During the pandemic, landlords forced their women tenants to have sex with them when the tenant could not pay the rent. All this when the US and European countries have stringent labour laws. In the US, the law prohibits the use of a debt as a form of coercion to compel a person’s labour. The domestic workplace is conducive to exploitation because authorities cannot inspect private homes as easily as formal workplaces. 


Sexploitation of Kids 


The US National Human Trafficking Hotline (www.ecaptusa.org), has reported commercial sexual exploitation of children including pre-pubescent children. The kids are raped and photographs or videos of this are sold. Nearly 26,500 runaways were reported to the National Center for Missing and Exploited Children (NCMEC) in 2020. One in 6 runaways were likely victims of child sex trafficking. Children, who had run away are highly vulnerable to child sex trafficking. 


According to the FBI’s National Crime Information Center (NCIC), in 2020, there were 365,348 NCIC entries for missing children.

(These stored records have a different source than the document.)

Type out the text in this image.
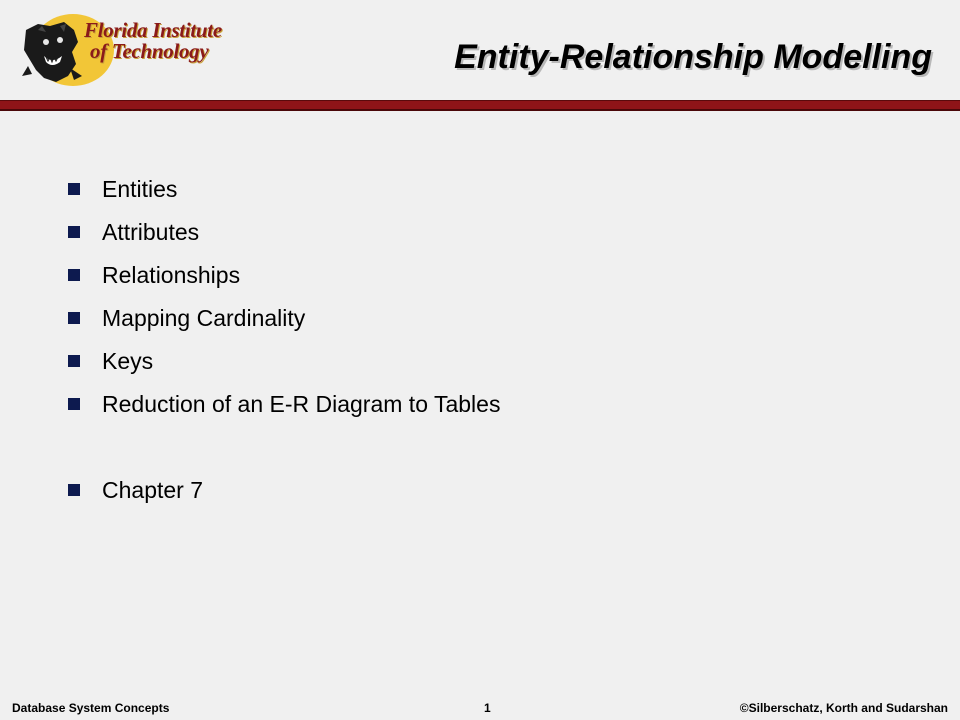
Florida Institute
of Technology	Entity-Relationship Modelling
Entities
Attributes
Relationships
Mapping Cardinality
Keys
Reduction of an E-R Diagram to Tables
Chapter 7
Database System Concepts	1	©Silberschatz, Korth and Sudarshan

In 2019, the total number of missing children entries into NCIC was 421,394. 2020 was a record-breaking year, with more than 21.7 million reports of suspected child sexual exploitation made to NCMEC’s CyberTipline. 


While the Western nations’-led movement against forced labour is laudable, sanctions should not make the poor poorer. They should not be used to secure a geopolitical objective at the cost of the poor. They should also introspect about conditions in their own societies.